Se você já prendeu a respiração ao se imaginar nesta cena, pense no que anda pela mente de familiares e amigos dos 44 marinheiros do ARA San Juan, desde sábado.
Seus queridos estão mortos, não havia dúvidas. Mas, pior do que a morte, é não ter o corpo para sepultar. Os argentinos, protagonistas de uma das mais cruéis ditaduras do Cone Sul, sabem o que é esperar por alguém que não vai voltar. “Desaparecidos” é uma palavra que ainda grita nos muros de Buenos Aires e no silêncio enlouquecedor das Mães e Avós da Praça de Maio.
Só por isso o governo de Mauricio Macri já teria motivos para trazer os destroços do submarino de volta. Mas há outras razões que tornam este um dever moral. A tragédia é símbolo do sucateamento da marinha argentina, resultado de sucessivos cortes de gastos nos governos Néstor e Cristina Kirchner. O naufrágio, por razões ainda inexplicadas, foi um golpe no combalido brio dos hermanos, que até hoje reivindicam as Malvinas (Falklands), depois da humilhação da guerra em que seu principal navio, o cruzador General Belgrano, foi afundado, sua frota naval foi recuada aos portos e até hoje muitos corpos de soldados permanecem no arquipélago britânico – como os do ARA San Juan, não puderam voltar para casa.

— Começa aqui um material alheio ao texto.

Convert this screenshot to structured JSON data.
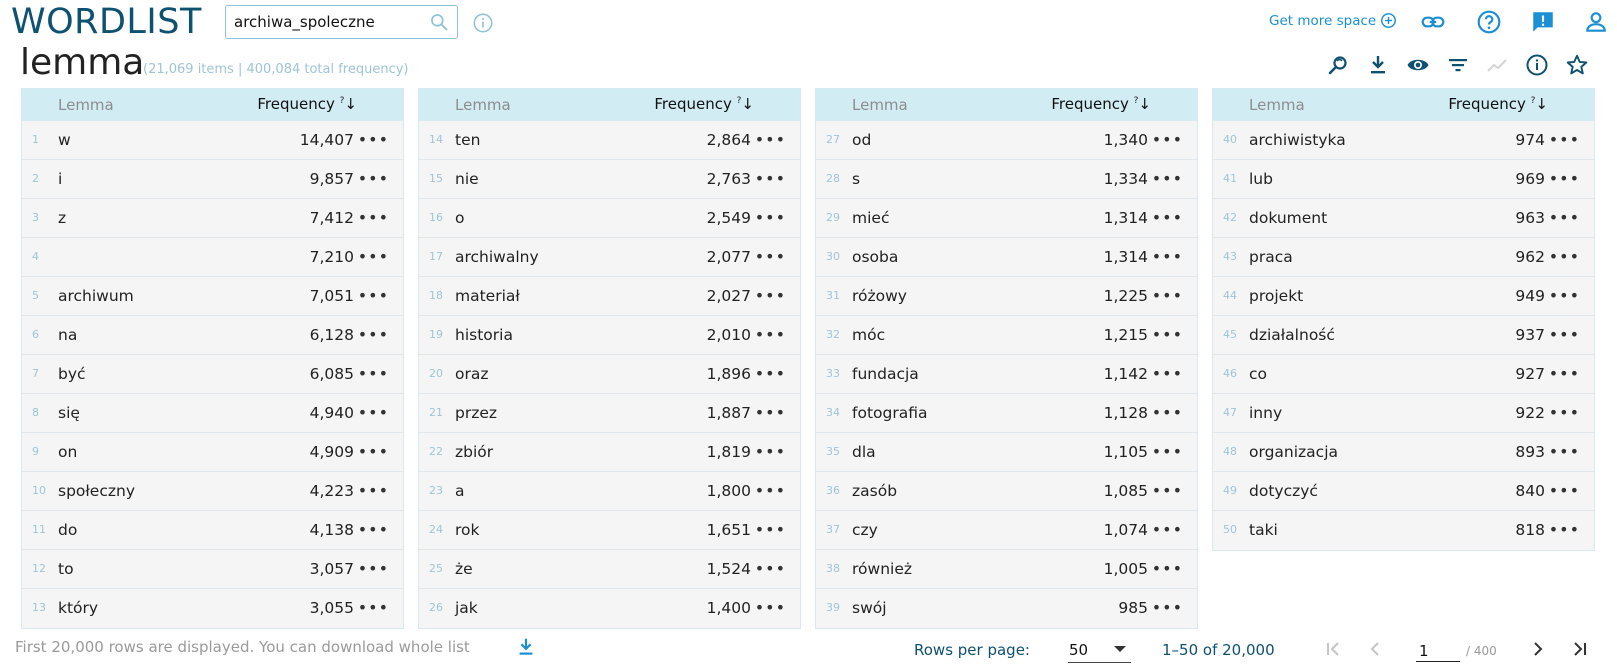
{
  "app": {
    "logo": "WORDLIST"
  },
  "search": {
    "value": "archiwa_spoleczne"
  },
  "top_actions": {
    "more_space": "Get more space"
  },
  "header": {
    "title": "lemma",
    "subtitle": "(21,069 items | 400,084 total frequency)"
  },
  "table": {
    "col_lemma": "Lemma",
    "col_freq": "Frequency",
    "col_freq_mark": "?",
    "sort_arrow": "↓",
    "menu_glyph": "•••",
    "columns": [
      [
        {
          "n": "1",
          "w": "w",
          "f": "14,407"
        },
        {
          "n": "2",
          "w": "i",
          "f": "9,857"
        },
        {
          "n": "3",
          "w": "z",
          "f": "7,412"
        },
        {
          "n": "4",
          "w": "",
          "f": "7,210"
        },
        {
          "n": "5",
          "w": "archiwum",
          "f": "7,051"
        },
        {
          "n": "6",
          "w": "na",
          "f": "6,128"
        },
        {
          "n": "7",
          "w": "być",
          "f": "6,085"
        },
        {
          "n": "8",
          "w": "się",
          "f": "4,940"
        },
        {
          "n": "9",
          "w": "on",
          "f": "4,909"
        },
        {
          "n": "10",
          "w": "społeczny",
          "f": "4,223"
        },
        {
          "n": "11",
          "w": "do",
          "f": "4,138"
        },
        {
          "n": "12",
          "w": "to",
          "f": "3,057"
        },
        {
          "n": "13",
          "w": "który",
          "f": "3,055"
        }
      ],
      [
        {
          "n": "14",
          "w": "ten",
          "f": "2,864"
        },
        {
          "n": "15",
          "w": "nie",
          "f": "2,763"
        },
        {
          "n": "16",
          "w": "o",
          "f": "2,549"
        },
        {
          "n": "17",
          "w": "archiwalny",
          "f": "2,077"
        },
        {
          "n": "18",
          "w": "materiał",
          "f": "2,027"
        },
        {
          "n": "19",
          "w": "historia",
          "f": "2,010"
        },
        {
          "n": "20",
          "w": "oraz",
          "f": "1,896"
        },
        {
          "n": "21",
          "w": "przez",
          "f": "1,887"
        },
        {
          "n": "22",
          "w": "zbiór",
          "f": "1,819"
        },
        {
          "n": "23",
          "w": "a",
          "f": "1,800"
        },
        {
          "n": "24",
          "w": "rok",
          "f": "1,651"
        },
        {
          "n": "25",
          "w": "że",
          "f": "1,524"
        },
        {
          "n": "26",
          "w": "jak",
          "f": "1,400"
        }
      ],
      [
        {
          "n": "27",
          "w": "od",
          "f": "1,340"
        },
        {
          "n": "28",
          "w": "s",
          "f": "1,334"
        },
        {
          "n": "29",
          "w": "mieć",
          "f": "1,314"
        },
        {
          "n": "30",
          "w": "osoba",
          "f": "1,314"
        },
        {
          "n": "31",
          "w": "różowy",
          "f": "1,225"
        },
        {
          "n": "32",
          "w": "móc",
          "f": "1,215"
        },
        {
          "n": "33",
          "w": "fundacja",
          "f": "1,142"
        },
        {
          "n": "34",
          "w": "fotografia",
          "f": "1,128"
        },
        {
          "n": "35",
          "w": "dla",
          "f": "1,105"
        },
        {
          "n": "36",
          "w": "zasób",
          "f": "1,085"
        },
        {
          "n": "37",
          "w": "czy",
          "f": "1,074"
        },
        {
          "n": "38",
          "w": "również",
          "f": "1,005"
        },
        {
          "n": "39",
          "w": "swój",
          "f": "985"
        }
      ],
      [
        {
          "n": "40",
          "w": "archiwistyka",
          "f": "974"
        },
        {
          "n": "41",
          "w": "lub",
          "f": "969"
        },
        {
          "n": "42",
          "w": "dokument",
          "f": "963"
        },
        {
          "n": "43",
          "w": "praca",
          "f": "962"
        },
        {
          "n": "44",
          "w": "projekt",
          "f": "949"
        },
        {
          "n": "45",
          "w": "działalność",
          "f": "937"
        },
        {
          "n": "46",
          "w": "co",
          "f": "927"
        },
        {
          "n": "47",
          "w": "inny",
          "f": "922"
        },
        {
          "n": "48",
          "w": "organizacja",
          "f": "893"
        },
        {
          "n": "49",
          "w": "dotyczyć",
          "f": "840"
        },
        {
          "n": "50",
          "w": "taki",
          "f": "818"
        }
      ]
    ]
  },
  "footer": {
    "note": "First 20,000 rows are displayed. You can download whole list",
    "rows_per_page_label": "Rows per page:",
    "rows_per_page_value": "50",
    "range": "1–50 of 20,000",
    "page": "1",
    "page_total": "/ 400"
  },
  "colors": {
    "brand": "#0e5170",
    "accent": "#1a8fd4",
    "header_bg": "#d2ecf4"
  }
}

O governo argentino não tem condições de retirar do fundo do mar a estrutura de 2 mil toneladas – que, com a água no interior, está pesando bem mais. Mas a História mostra que operações de resgate desse tipo, embora caras, complexas e sob risco altíssimo, são possíveis. Dependem, é claro, de fatores como as condições em que o submarino se encontra no solo marítimo, dos ventos e das ondas na superfície, da capacidade técnica e da tecnologia para suportar à enorme pressão. Se tudo der certo, ainda há o perigo de a estrutura não suportar ao içamento e se romper, como aliás, já ocorreu nos anos 1970.
Conhecimento e espírito de cooperação internacional levaram a humanidade a resgatar 33 homens das profundezas da mina San José, no Chile, e a salvar 12 crianças e seu treinador de futebol na caverna na Tailândia. Mas tudo isso não é suficiente sem boa vontade.